Christmas Lights, Etc
- Industry: Retail
- Founded: 2000
- Headquarters: Atlanta, United States
- Website: ChristmasLightsEtc.com

= Christmas Lights Etc =

American Christmas decoration company

Christmas Lights, Etc. is an American company that specialises in Christmas holiday decorations. The company was founded in 2000 and provides lighting, Christmas Trees and holiday decorations across North America.

In 2006 and 2007, the company featured on the list of Inc Magazines Inc 5000 list.

==History==
Christmas Lights, Etc. was founded in 2000 and began providing Christmas lights via mail order across the United States. A number of years after their foundation, the company first received mentions in the national press in 2005, when their products featured on the CBS News' The Early Show. The products featured as part of a News feature on how to decorate a home with Christmas decorations.

In 2006 they featured on Inc Magazines Inc 5000 list, which summarised the fastest growing 5000 companies in the United States. At the time, the company had achieved a growth figure of 241% over the previous 3 years. While the company at the time had only 10 full-time employees, the company was achieving a turnover figure of $5.8 million. During that year the company was ranked the 184th fastest growing company in America and remained on the list in 2007.

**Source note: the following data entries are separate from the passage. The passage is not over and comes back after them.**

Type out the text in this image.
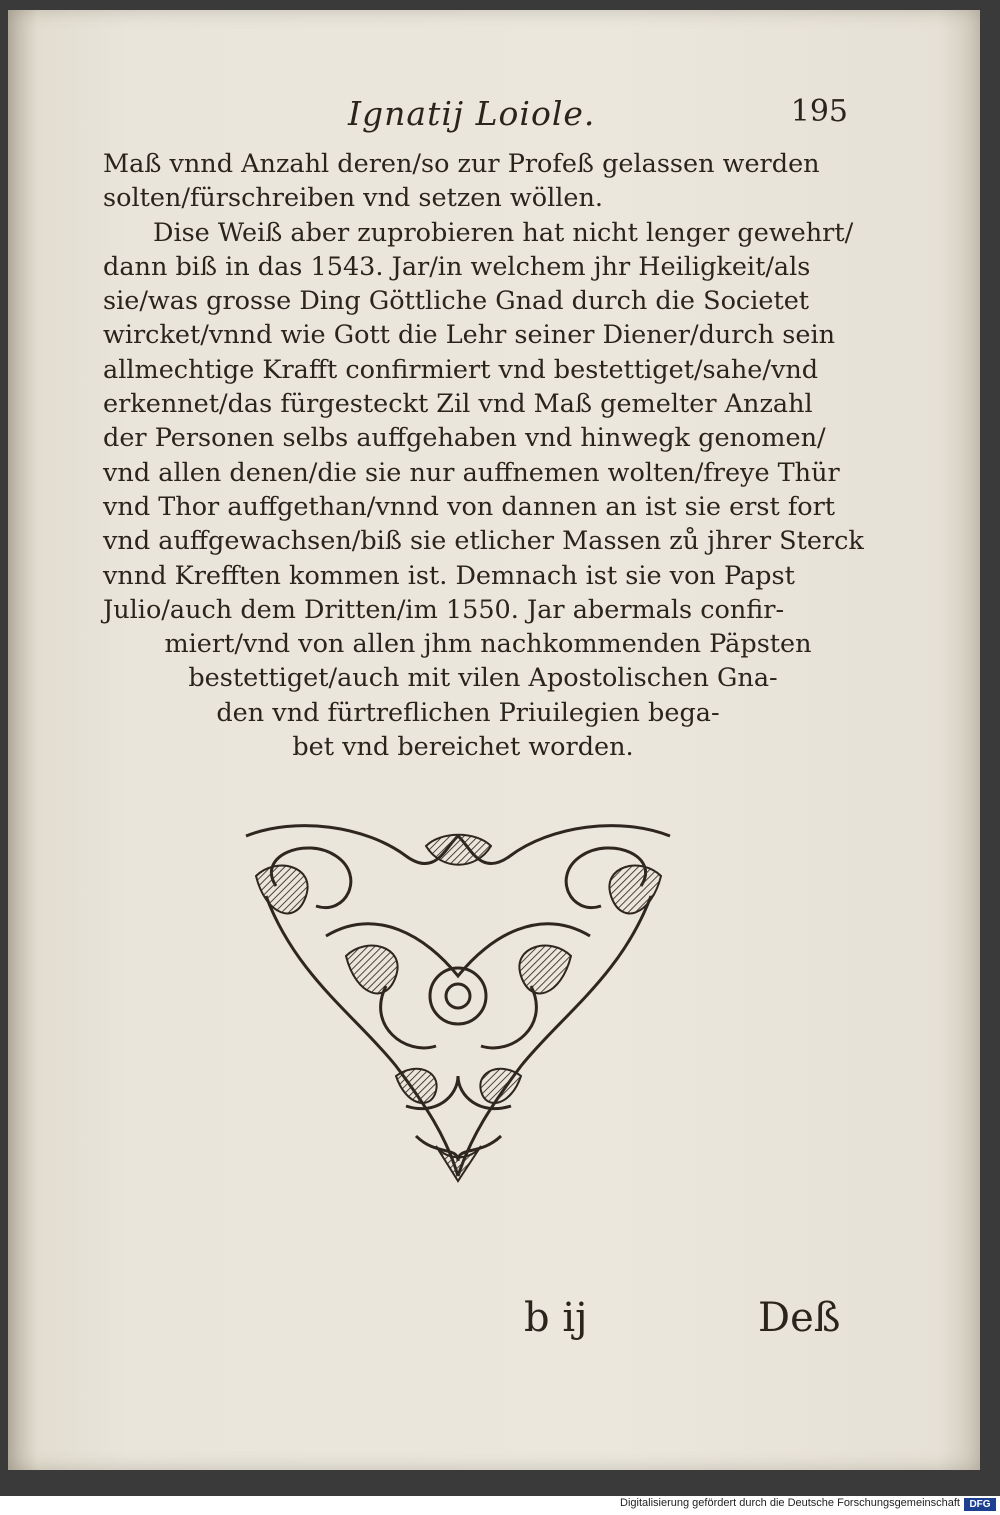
Ignatij Loiole.	195
Maß vnnd Anzahl deren/so zur Profeß gelassen werden
solten/fürschreiben vnd setzen wöllen.
Dise Weiß aber zuprobieren hat nicht lenger gewehrt/
dann biß in das 1543. Jar/in welchem jhr Heiligkeit/als
sie/was grosse Ding Göttliche Gnad durch die Societet
wircket/vnnd wie Gott die Lehr seiner Diener/durch sein
allmechtige Krafft confirmiert vnd bestettiget/sahe/vnd
erkennet/das fürgesteckt Zil vnd Maß gemelter Anzahl
der Personen selbs auffgehaben vnd hinwegk genomen/
vnd allen denen/die sie nur auffnemen wolten/freye Thür
vnd Thor auffgethan/vnnd von dannen an ist sie erst fort
vnd auffgewachsen/biß sie etlicher Massen zů jhrer Sterck
vnnd Krefften kommen ist. Demnach ist sie von Papst
Julio/auch dem Dritten/im 1550. Jar abermals confir-
miert/vnd von allen jhm nachkommenden Päpsten
bestettiget/auch mit vilen Apostolischen Gna-
den vnd fürtreflichen Priuilegien bega-
bet vnd bereichet worden.
b ij	Deß
Digitalisierung gefördert durch die Deutsche Forschungsgemeinschaft DFG
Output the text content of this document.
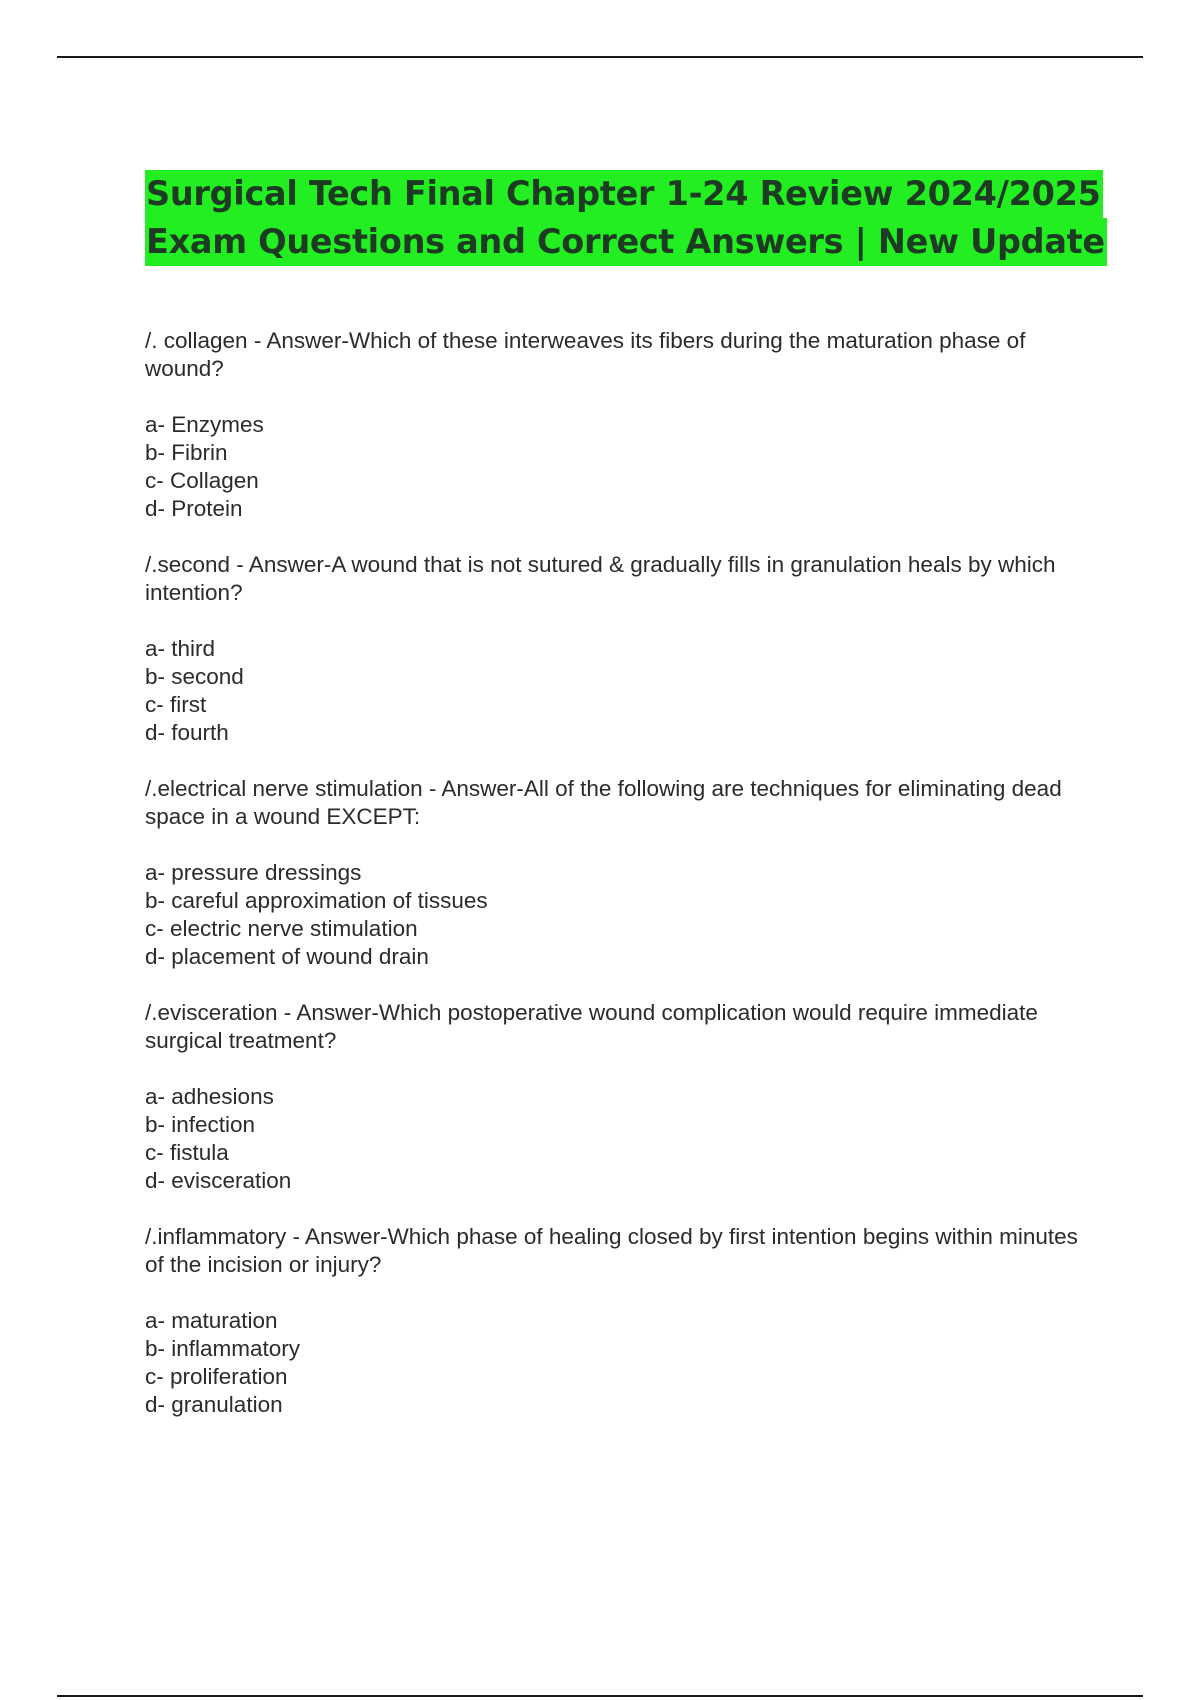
Surgical Tech Final Chapter 1-24 Review 2024/2025
Exam Questions and Correct Answers | New Update
/. collagen - Answer-Which of these interweaves its fibers during the maturation phase of wound?
a- Enzymes
b- Fibrin
c- Collagen
d- Protein
/.second - Answer-A wound that is not sutured & gradually fills in granulation heals by which intention?
a- third
b- second
c- first
d- fourth
/.electrical nerve stimulation - Answer-All of the following are techniques for eliminating dead space in a wound EXCEPT:
a- pressure dressings
b- careful approximation of tissues
c- electric nerve stimulation
d- placement of wound drain
/.evisceration - Answer-Which postoperative wound complication would require immediate surgical treatment?
a- adhesions
b- infection
c- fistula
d- evisceration
/.inflammatory - Answer-Which phase of healing closed by first intention begins within minutes of the incision or injury?
a- maturation
b- inflammatory
c- proliferation
d- granulation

Following the company's early growth, the company began to offer more LED lighting. These at the time were seen as a greener lighting than traditional Christmas lights, which weren't as energy efficient. This was following a partnership between Christmas Lights, Etc. and Energy Star, which is a joint program of the US Environmental Protection Agency and the US Department of Energy. This move led the company to feature on a number of News Channels, including FOX News discussing the move from traditional Christmas lights to LED.

Despite a downturn in the economy in 2009, the company announced record sales of LED lights a year after the partnership agreement with Energy Star. The LED solution was seen as cost saving by some in the industry and Christmas Lights, Etc. featured in ABC News, Businessweek and FOX Business.

==Products==
Christmas Lights, Etc. operates as an online retailer, providing and selling Christmas styled products. The company's product line is broken down into 3 main categories, Christmas Lights, Christmas Trees and Christmas Decorations.